In any case, the reasoning behind the report is misplaced. It's not that "qubes-vm-recommended packages are non-optional" - they obviously are. And you can select a subset of those packages as you will. What you cant do is choose to install this package, and not have the dependencies. This is standard fare in Debian. You cannot (e.g) install libreoffice and opt out from libreoffice-impress - it's a dependency of the libreoffice metapackage.

3hhh commented 3 years ago

Fair enough. Then please close as won't do.

andrewdavidwong commented 3 years ago

Closing as "won't do." If anyone has a new reason for why this should be done, please leave a comment, and we'll be happy to take another look. Thank you.

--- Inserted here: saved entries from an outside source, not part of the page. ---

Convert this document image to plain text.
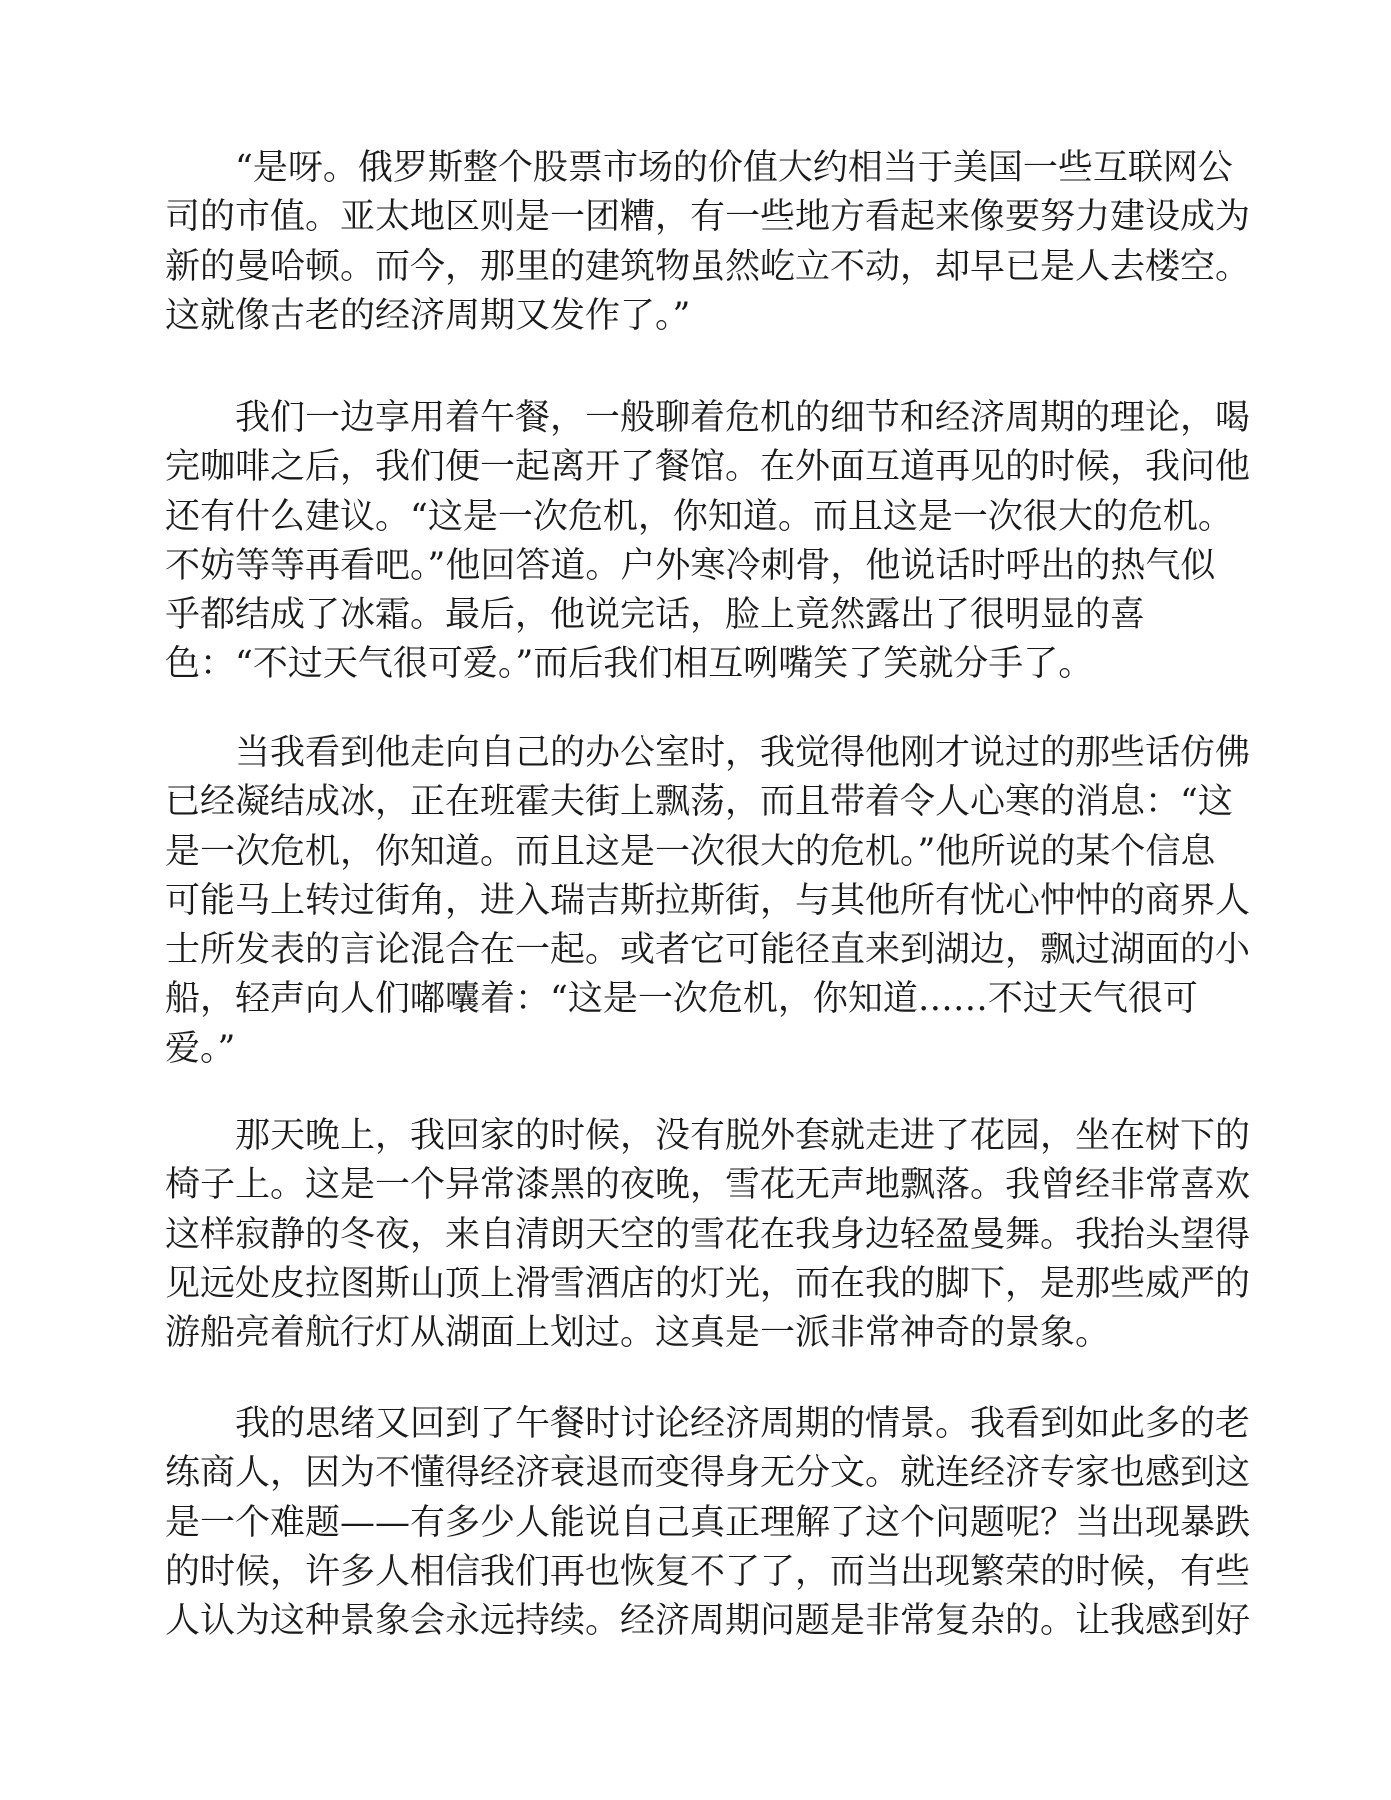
“是呀。俄罗斯整个股票市场的价值大约相当于美国一些互联网公
司的市值。亚太地区则是一团糟，有一些地方看起来像要努力建设成为
新的曼哈顿。而今，那里的建筑物虽然屹立不动，却早已是人去楼空。
这就像古老的经济周期又发作了。”
我们一边享用着午餐，一般聊着危机的细节和经济周期的理论，喝
完咖啡之后，我们便一起离开了餐馆。在外面互道再见的时候，我问他
还有什么建议。“这是一次危机，你知道。而且这是一次很大的危机。
不妨等等再看吧。”他回答道。户外寒冷刺骨，他说话时呼出的热气似
乎都结成了冰霜。最后，他说完话，脸上竟然露出了很明显的喜
色：“不过天气很可爱。”而后我们相互咧嘴笑了笑就分手了。
当我看到他走向自己的办公室时，我觉得他刚才说过的那些话仿佛
已经凝结成冰，正在班霍夫街上飘荡，而且带着令人心寒的消息：“这
是一次危机，你知道。而且这是一次很大的危机。”他所说的某个信息
可能马上转过街角，进入瑞吉斯拉斯街，与其他所有忧心忡忡的商界人
士所发表的言论混合在一起。或者它可能径直来到湖边，飘过湖面的小
船，轻声向人们嘟囔着：“这是一次危机，你知道……不过天气很可
爱。”
那天晚上，我回家的时候，没有脱外套就走进了花园，坐在树下的
椅子上。这是一个异常漆黑的夜晚，雪花无声地飘落。我曾经非常喜欢
这样寂静的冬夜，来自清朗天空的雪花在我身边轻盈曼舞。我抬头望得
见远处皮拉图斯山顶上滑雪酒店的灯光，而在我的脚下，是那些威严的
游船亮着航行灯从湖面上划过。这真是一派非常神奇的景象。
我的思绪又回到了午餐时讨论经济周期的情景。我看到如此多的老
练商人，因为不懂得经济衰退而变得身无分文。就连经济专家也感到这
是一个难题——有多少人能说自己真正理解了这个问题呢？当出现暴跌
的时候，许多人相信我们再也恢复不了了，而当出现繁荣的时候，有些
人认为这种景象会永远持续。经济周期问题是非常复杂的。让我感到好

adrelanos commented 3 years ago

The technical issue is elaborated here: https://www.whonix.org/wiki/Whonix_Debian_Packages#Technical_Information

Debian feature request: Weak-Depends - something in the middle between 'Recommends:' and 'Depends:'

@DemiMarie did a great job of implementing APT reliable exit codes. Perhaps this is also something which you would like to implement?

DemiMarie commented 3 years ago

@DemiMarie did a great job of implementing APT reliable exit codes. Perhaps this is also something which you would like to implement?

My patch didn’t actually get accepted ― it just caused Julian to write a correct implementation. I imagine that something similar would happen here; I am not very familiar with APT internals.